Does anyone know what the exact causes of these fires are? I'm guessing flaming power filters or something...


----------



## maxpayne_lhp (Jan 19, 2005)

Maybe the filter was cheap and got overloaded... ???


----------



## fishfreaks (Jan 19, 2005)

maybe the didnt do the "drip loop" i believe its called with the cords, and the water ran down? or something wasnt properly installed.


----------



## pyrofish (May 18, 2005)

fishfreaks said:


> maybe the didnt do the "drip loop" i believe its called with the cords, and the water ran down? or something wasnt properly installed.


Yes, that does seem quite possible. I think water in one of those power strip things would cause a short...And possibly a fire...Or so I've been told...

I'll ask for more info on that specific case the next time I get the chance.

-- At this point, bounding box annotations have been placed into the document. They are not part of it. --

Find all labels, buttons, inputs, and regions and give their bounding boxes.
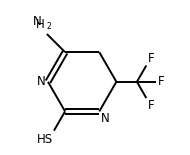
Text: F: F	[158, 75, 164, 88]
Text: 2: 2	[46, 22, 51, 31]
Text: F: F	[148, 99, 154, 112]
Text: H: H	[36, 18, 45, 31]
Text: N: N	[101, 112, 109, 125]
Text: N: N	[37, 75, 46, 88]
Text: N: N	[33, 15, 41, 28]
Text: HS: HS	[36, 133, 53, 146]
Text: F: F	[148, 52, 154, 65]
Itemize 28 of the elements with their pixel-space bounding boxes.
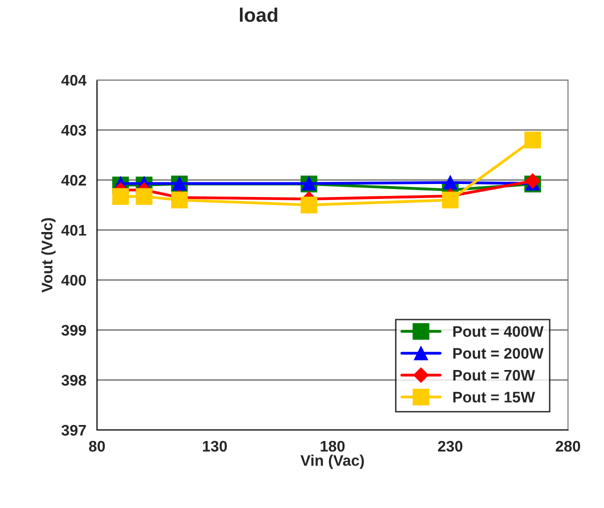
legend-label: Pout = 200W [453, 348, 544, 359]
point [171, 192, 188, 208]
y-axis-title: Vout (Vdc) [41, 218, 56, 293]
y-tick-label: 403 [61, 124, 86, 136]
y-tick-label: 401 [61, 224, 86, 236]
point [443, 176, 458, 190]
x-tick-label: 230 [438, 440, 462, 452]
x-tick-label: 80 [88, 440, 105, 452]
y-tick-label: 397 [61, 424, 86, 436]
y-tick-label: 398 [61, 374, 86, 386]
y-tick-label: 400 [61, 274, 86, 286]
chart-title: load [240, 8, 278, 22]
y-tick-label: 402 [61, 174, 86, 186]
point [442, 192, 459, 208]
x-tick-label: 280 [556, 440, 580, 452]
y-tick-label: 404 [61, 74, 87, 86]
point [524, 132, 542, 148]
legend-label: Pout = 15W [453, 392, 536, 403]
x-tick-label: 180 [320, 440, 345, 452]
x-tick-label: 130 [202, 440, 227, 452]
point [136, 188, 152, 205]
y-tick-label: 399 [61, 324, 86, 336]
legend-label: Pout = 400W [453, 326, 544, 337]
legend-label: Pout = 70W [453, 370, 536, 381]
point [525, 173, 540, 189]
point [300, 196, 318, 214]
point [112, 188, 129, 205]
x-axis-title: Vin (Vac) [300, 454, 364, 469]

But what I've been hearing is that in general, fish tanks can be a fire hazard, and make up a good portion of electrical fires. I'm not sure if this is true or not, but If I find any usefull statistics I'll post them.

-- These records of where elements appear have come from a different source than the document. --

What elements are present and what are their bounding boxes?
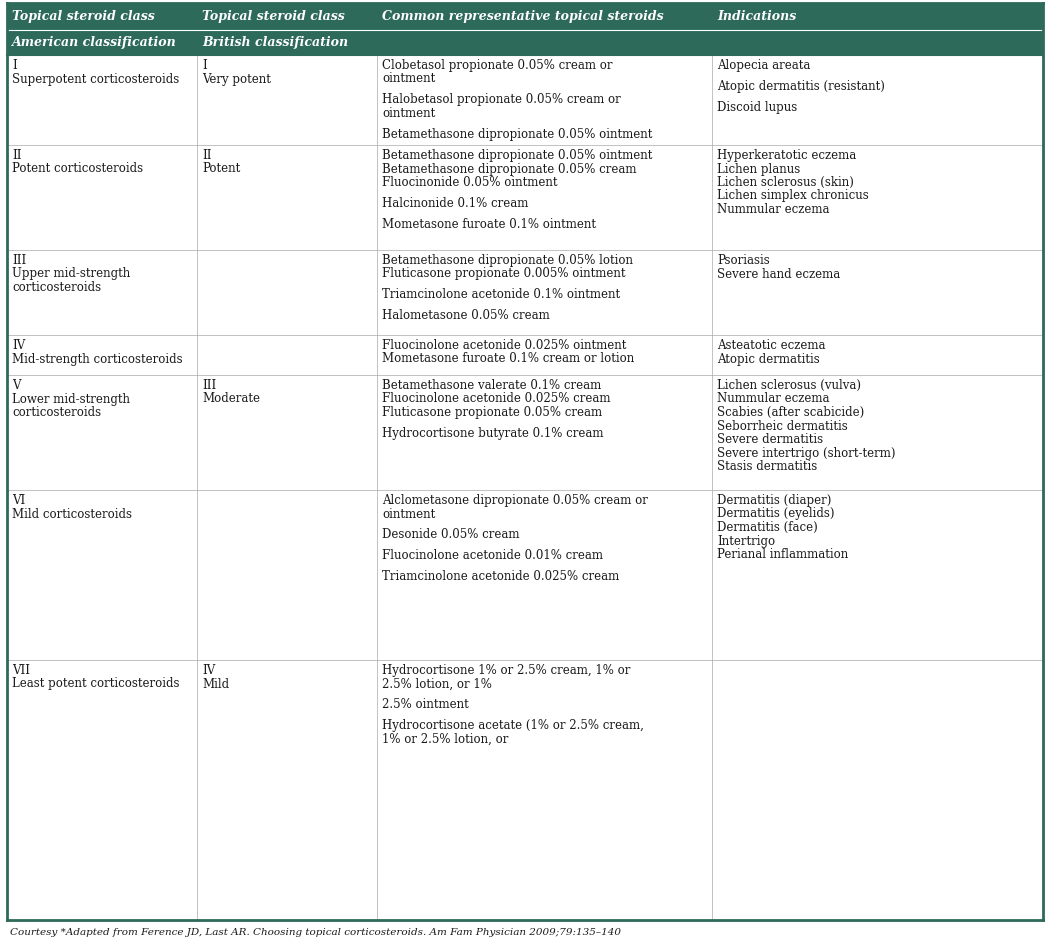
Text: VII: VII [12, 664, 30, 677]
Text: Clobetasol propionate 0.05% cream or: Clobetasol propionate 0.05% cream or [382, 59, 612, 72]
Text: American classification: American classification [12, 36, 176, 49]
Text: Superpotent corticosteroids: Superpotent corticosteroids [12, 72, 180, 85]
Text: Topical steroid class: Topical steroid class [12, 10, 154, 23]
Text: Atopic dermatitis (resistant): Atopic dermatitis (resistant) [717, 80, 885, 93]
Text: Desonide 0.05% cream: Desonide 0.05% cream [382, 528, 520, 541]
Text: III: III [202, 379, 216, 392]
Text: 2.5% ointment: 2.5% ointment [382, 699, 468, 711]
Text: Hyperkeratotic eczema: Hyperkeratotic eczema [717, 149, 856, 162]
Text: Severe intertrigo (short-term): Severe intertrigo (short-term) [717, 446, 896, 460]
Text: Betamethasone dipropionate 0.05% cream: Betamethasone dipropionate 0.05% cream [382, 162, 636, 175]
Text: Fluocinolone acetonide 0.025% cream: Fluocinolone acetonide 0.025% cream [382, 392, 610, 405]
Text: IV: IV [202, 664, 215, 677]
Text: Mid-strength corticosteroids: Mid-strength corticosteroids [12, 353, 183, 366]
Text: Lower mid-strength: Lower mid-strength [12, 392, 130, 405]
Text: Least potent corticosteroids: Least potent corticosteroids [12, 677, 180, 690]
Text: Mild corticosteroids: Mild corticosteroids [12, 507, 132, 521]
Text: Potent corticosteroids: Potent corticosteroids [12, 162, 143, 175]
Text: Fluticasone propionate 0.05% cream: Fluticasone propionate 0.05% cream [382, 406, 602, 419]
Text: III: III [12, 254, 26, 267]
Text: Fluocinolone acetonide 0.01% cream: Fluocinolone acetonide 0.01% cream [382, 550, 603, 563]
Text: ointment: ointment [382, 107, 436, 120]
Text: ointment: ointment [382, 507, 436, 521]
Text: Fluocinolone acetonide 0.025% ointment: Fluocinolone acetonide 0.025% ointment [382, 339, 627, 352]
Text: British classification: British classification [202, 36, 349, 49]
Text: Perianal inflammation: Perianal inflammation [717, 548, 848, 561]
Text: Intertrigo: Intertrigo [717, 535, 775, 548]
Text: IV: IV [12, 339, 25, 352]
Text: Dermatitis (face): Dermatitis (face) [717, 521, 818, 534]
Text: Hydrocortisone acetate (1% or 2.5% cream,: Hydrocortisone acetate (1% or 2.5% cream… [382, 719, 644, 733]
Text: 1% or 2.5% lotion, or: 1% or 2.5% lotion, or [382, 733, 508, 746]
Text: Nummular eczema: Nummular eczema [717, 392, 830, 405]
Text: Topical steroid class: Topical steroid class [202, 10, 344, 23]
Text: Stasis dermatitis: Stasis dermatitis [717, 460, 817, 473]
Text: Alclometasone dipropionate 0.05% cream or: Alclometasone dipropionate 0.05% cream o… [382, 494, 648, 507]
Text: Mild: Mild [202, 677, 229, 690]
Text: Atopic dermatitis: Atopic dermatitis [717, 353, 820, 366]
Text: Nummular eczema: Nummular eczema [717, 203, 830, 216]
Text: II: II [202, 149, 211, 162]
Text: Common representative topical steroids: Common representative topical steroids [382, 10, 664, 23]
Text: Severe hand eczema: Severe hand eczema [717, 267, 840, 280]
Text: Mometasone furoate 0.1% ointment: Mometasone furoate 0.1% ointment [382, 218, 596, 231]
Text: corticosteroids: corticosteroids [12, 406, 101, 419]
Text: VI: VI [12, 494, 25, 507]
Bar [7, 3, 1043, 55]
Text: Scabies (after scabicide): Scabies (after scabicide) [717, 406, 864, 419]
Text: corticosteroids: corticosteroids [12, 281, 101, 294]
Text: Alopecia areata: Alopecia areata [717, 59, 811, 72]
Text: Very potent: Very potent [202, 72, 271, 85]
Text: Betamethasone dipropionate 0.05% lotion: Betamethasone dipropionate 0.05% lotion [382, 254, 633, 267]
Text: 2.5% lotion, or 1%: 2.5% lotion, or 1% [382, 677, 491, 690]
Text: Dermatitis (diaper): Dermatitis (diaper) [717, 494, 832, 507]
Text: Lichen sclerosus (skin): Lichen sclerosus (skin) [717, 176, 854, 189]
Text: Triamcinolone acetonide 0.025% cream: Triamcinolone acetonide 0.025% cream [382, 570, 620, 583]
Text: I: I [12, 59, 17, 72]
Text: II: II [12, 149, 21, 162]
Text: Seborrheic dermatitis: Seborrheic dermatitis [717, 419, 847, 432]
Text: Lichen simplex chronicus: Lichen simplex chronicus [717, 189, 868, 203]
Text: Lichen sclerosus (vulva): Lichen sclerosus (vulva) [717, 379, 861, 392]
Text: ointment: ointment [382, 72, 436, 85]
Text: Potent: Potent [202, 162, 240, 175]
Text: Lichen planus: Lichen planus [717, 162, 800, 175]
Text: Courtesy *Adapted from Ference JD, Last AR. Choosing topical corticosteroids. Am: Courtesy *Adapted from Ference JD, Last … [10, 928, 621, 937]
Text: Discoid lupus: Discoid lupus [717, 101, 797, 113]
Text: Moderate: Moderate [202, 392, 260, 405]
Text: Mometasone furoate 0.1% cream or lotion: Mometasone furoate 0.1% cream or lotion [382, 353, 634, 366]
Text: Severe dermatitis: Severe dermatitis [717, 433, 823, 446]
Text: Psoriasis: Psoriasis [717, 254, 770, 267]
Text: Triamcinolone acetonide 0.1% ointment: Triamcinolone acetonide 0.1% ointment [382, 288, 621, 301]
Text: Halcinonide 0.1% cream: Halcinonide 0.1% cream [382, 197, 528, 210]
Text: Indications: Indications [717, 10, 796, 23]
Text: I: I [202, 59, 207, 72]
Text: Hydrocortisone 1% or 2.5% cream, 1% or: Hydrocortisone 1% or 2.5% cream, 1% or [382, 664, 630, 677]
Text: Asteatotic eczema: Asteatotic eczema [717, 339, 825, 352]
Text: Fluticasone propionate 0.005% ointment: Fluticasone propionate 0.005% ointment [382, 267, 626, 280]
Text: Hydrocortisone butyrate 0.1% cream: Hydrocortisone butyrate 0.1% cream [382, 427, 604, 440]
Text: Fluocinonide 0.05% ointment: Fluocinonide 0.05% ointment [382, 176, 558, 189]
Text: V: V [12, 379, 21, 392]
Text: Halobetasol propionate 0.05% cream or: Halobetasol propionate 0.05% cream or [382, 94, 621, 106]
Text: Betamethasone dipropionate 0.05% ointment: Betamethasone dipropionate 0.05% ointmen… [382, 149, 652, 162]
Text: Halometasone 0.05% cream: Halometasone 0.05% cream [382, 310, 550, 323]
Text: Betamethasone valerate 0.1% cream: Betamethasone valerate 0.1% cream [382, 379, 602, 392]
Text: Upper mid-strength: Upper mid-strength [12, 267, 130, 280]
Text: Dermatitis (eyelids): Dermatitis (eyelids) [717, 507, 835, 521]
Text: Betamethasone dipropionate 0.05% ointment: Betamethasone dipropionate 0.05% ointmen… [382, 128, 652, 141]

And as a side note, nobody's country is ACTUALLY going to ban fishkeeping because of this sort of thing, right? That would suck...


----------



## MyraVan (Jan 19, 2005)

I bet you anything that candles cause far more fires than fishtanks, and I don't think anyone is about to ban candles.


----------



## Mr Aquarium (Jan 18, 2005)

And little kids playign with lighters, matches, turing on stoves thy get hungery in the morning cause there mom is to lazy to get out of bed, meth labs, gas leaks, cigarettes, cigars and the list gose on


----------



## sbsociety (May 1, 2005)

Just make sure you're fish tank is almost as big as your house so there's enough water to put out the fire.


----------



## maxpayne_lhp (Jan 19, 2005)

I have a dream that my living space is surrounded by volume of water and fish...


----------



## fishfreaks (Jan 19, 2005)

sbsociety said:


> Just make sure you're fish tank is almost as big as your house so there's enough water to put out the fire.


haha ah so true!


----------



## ALFA WOLF (May 24, 2005)

ive heard rumors of a special tank thats fire safe with special built filters wires glass hood its suppose to be fire safe. unless they already have that then i think people should buy that stuff if it saves your home.


----------



## Osiris (Jan 18, 2005)

Couple guys here had a apt. building fire, have some large reef tanks, supposdly they suck up alot of smoke killing off everything in tank then explode or something...


----------



## ALFA WOLF (May 24, 2005)

lol that sux. in some way its a funny thought but then it really isnt.


----------



## Mr Aquarium (Jan 18, 2005)

What good is a tank that is fire safe unlss you live in a one level house with concrte flooring, anything would crash through the burning floor.
Yes water will absorb smoke, the same way moisture n the iside of the car windows abosorbs the smoke from cigarettes and cigars


----------